The fall of the house of Romanov is a thoroughly ploughed over piece of history. In addition to his Nicholas and Alexandra (1967), Robert K. Massie also wrote The Romanovs: The Final Chapter, detailing the discovery of the imperial family’s remains. Douglas Smith, Edvard Radzinsky and Colin Wilson have also written books specifically on Rasputin. Then there is Lost Splendour (1954), Prince Yusopov’s fanciful version of his own role in Rasputin’s death. This last is a rare instance of a bodice-ripping account of a murder written by the killer himself. One example of Yusopov’s zinging but unreliable prose runs:

This devil who was dying of poison, who had a bullet in his heart, must have been raised from the dead by the powers of evil.

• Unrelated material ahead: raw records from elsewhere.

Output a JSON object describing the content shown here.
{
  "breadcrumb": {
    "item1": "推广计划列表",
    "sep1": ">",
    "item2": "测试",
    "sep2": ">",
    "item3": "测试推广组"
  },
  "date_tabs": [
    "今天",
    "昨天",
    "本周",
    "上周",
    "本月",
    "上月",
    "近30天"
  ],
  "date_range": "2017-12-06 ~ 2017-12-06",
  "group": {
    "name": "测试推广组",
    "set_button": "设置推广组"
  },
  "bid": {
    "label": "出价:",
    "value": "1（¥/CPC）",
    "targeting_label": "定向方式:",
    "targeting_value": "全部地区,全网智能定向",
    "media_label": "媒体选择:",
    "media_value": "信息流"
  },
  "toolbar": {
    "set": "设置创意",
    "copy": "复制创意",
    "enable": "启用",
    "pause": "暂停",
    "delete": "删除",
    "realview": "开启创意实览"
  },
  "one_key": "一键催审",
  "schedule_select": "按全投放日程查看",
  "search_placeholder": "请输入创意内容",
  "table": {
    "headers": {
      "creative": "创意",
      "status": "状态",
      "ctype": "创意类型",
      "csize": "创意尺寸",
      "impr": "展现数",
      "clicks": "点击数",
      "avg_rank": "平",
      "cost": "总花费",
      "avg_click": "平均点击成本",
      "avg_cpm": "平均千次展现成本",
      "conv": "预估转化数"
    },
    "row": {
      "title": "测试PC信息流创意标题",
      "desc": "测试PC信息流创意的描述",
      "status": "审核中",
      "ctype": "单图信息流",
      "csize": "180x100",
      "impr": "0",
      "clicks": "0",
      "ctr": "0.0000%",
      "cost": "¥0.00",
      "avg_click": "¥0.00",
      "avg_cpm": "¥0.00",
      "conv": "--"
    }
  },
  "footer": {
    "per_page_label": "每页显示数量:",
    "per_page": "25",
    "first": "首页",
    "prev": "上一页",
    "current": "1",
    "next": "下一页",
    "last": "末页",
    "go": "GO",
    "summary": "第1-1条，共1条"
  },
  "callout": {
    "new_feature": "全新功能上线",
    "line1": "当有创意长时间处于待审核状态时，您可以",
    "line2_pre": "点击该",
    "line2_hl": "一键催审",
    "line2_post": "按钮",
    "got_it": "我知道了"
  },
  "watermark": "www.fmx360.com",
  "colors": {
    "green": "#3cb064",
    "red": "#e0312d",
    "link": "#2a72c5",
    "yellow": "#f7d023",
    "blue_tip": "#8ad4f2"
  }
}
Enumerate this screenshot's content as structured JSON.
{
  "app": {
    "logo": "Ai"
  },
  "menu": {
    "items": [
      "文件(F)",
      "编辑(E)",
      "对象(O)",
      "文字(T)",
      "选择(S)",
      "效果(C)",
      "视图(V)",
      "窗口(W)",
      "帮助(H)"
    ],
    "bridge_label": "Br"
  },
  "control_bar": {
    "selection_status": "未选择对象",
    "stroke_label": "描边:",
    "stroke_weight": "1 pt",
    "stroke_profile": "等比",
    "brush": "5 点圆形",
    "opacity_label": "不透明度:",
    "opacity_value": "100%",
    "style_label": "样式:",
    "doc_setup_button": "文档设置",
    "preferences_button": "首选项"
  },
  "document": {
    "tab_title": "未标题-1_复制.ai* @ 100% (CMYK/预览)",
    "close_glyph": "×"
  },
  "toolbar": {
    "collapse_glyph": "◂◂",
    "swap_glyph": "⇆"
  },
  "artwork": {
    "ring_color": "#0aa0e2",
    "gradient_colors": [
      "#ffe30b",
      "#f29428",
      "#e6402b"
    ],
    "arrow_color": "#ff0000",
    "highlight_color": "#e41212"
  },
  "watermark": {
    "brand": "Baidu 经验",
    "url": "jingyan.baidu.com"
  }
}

There was something appalling and monstrous in his diabolical refusal to die.

How did Rasputin repeatedly succeed in stanching the Tsarevich’s bleeding?

Despite the crowded historiographical field, Beevor finds a fresh angle. His thesis is that the myth was actually a key part of Rasputin’s political and ultimately historical impact. From lurid contemporary accounts about his (fictional) sexual predations on the Empress and her daughters to tales of his telepathic powers and exaggerated reports of the scale of court corruption, it was the myths that did as much damage as the reality. ‘Whoever this man was, the sphere of his influence was enormous,’ wrote the poet Alexander Blok, just after the February Revolution. ‘His days passed amid the unique atmosphere of hysterical adoration and permanent hatred. Some prayed to him; others sought to destroy him.’

By the time the Revolution broke out in 1917, the officer corps was so demoralised by tales of treason and debauchery at court that hardly a sword was raised in the Tsar’s defence. ‘Nearly every foreign and domestic misfortune was said to be caused by treachery and blamed on the Tsar, his court and his ministers,’ writes Beevor. As General Konstantin Globachev, the last chief of the Petrograd department of the Okhrana and an exasperated chronicler of Rasputin’s endless debauches, observed: ‘By the end of 1916 the prevailing mood was that nobody in the government camp would stand up and defend the regime in the event of a decisive attack.’

There is simultaneously more and less to the Rasputin story than meets the eye. There was no deep state conspiracy to bring the Empress and the (not so) holy man together. The string of idiotic decisions made by both Nicholas and Alexandra as their realm hurtled towards disaster were just that –mistakes by silly, frightened people into whose hands fate had placed the reins of power. But the deeper and more mysterious aspect of the story is how Rasputin worked his mesmeric charm, and how he repeatedly succeeded in stanching the young heir’s bleeding. The answer lies, says Beevor, in ‘that no-man’s-land between truth and myth, between fact and fantasy’.

His book is an exceptionally well-sourced, morally serious and often darkly comic account of how a barely literate peasant from Siberia came to precipitate the collapse of one of the greatest autocracies in the world. Rasputin – now there was a cat who really was gone.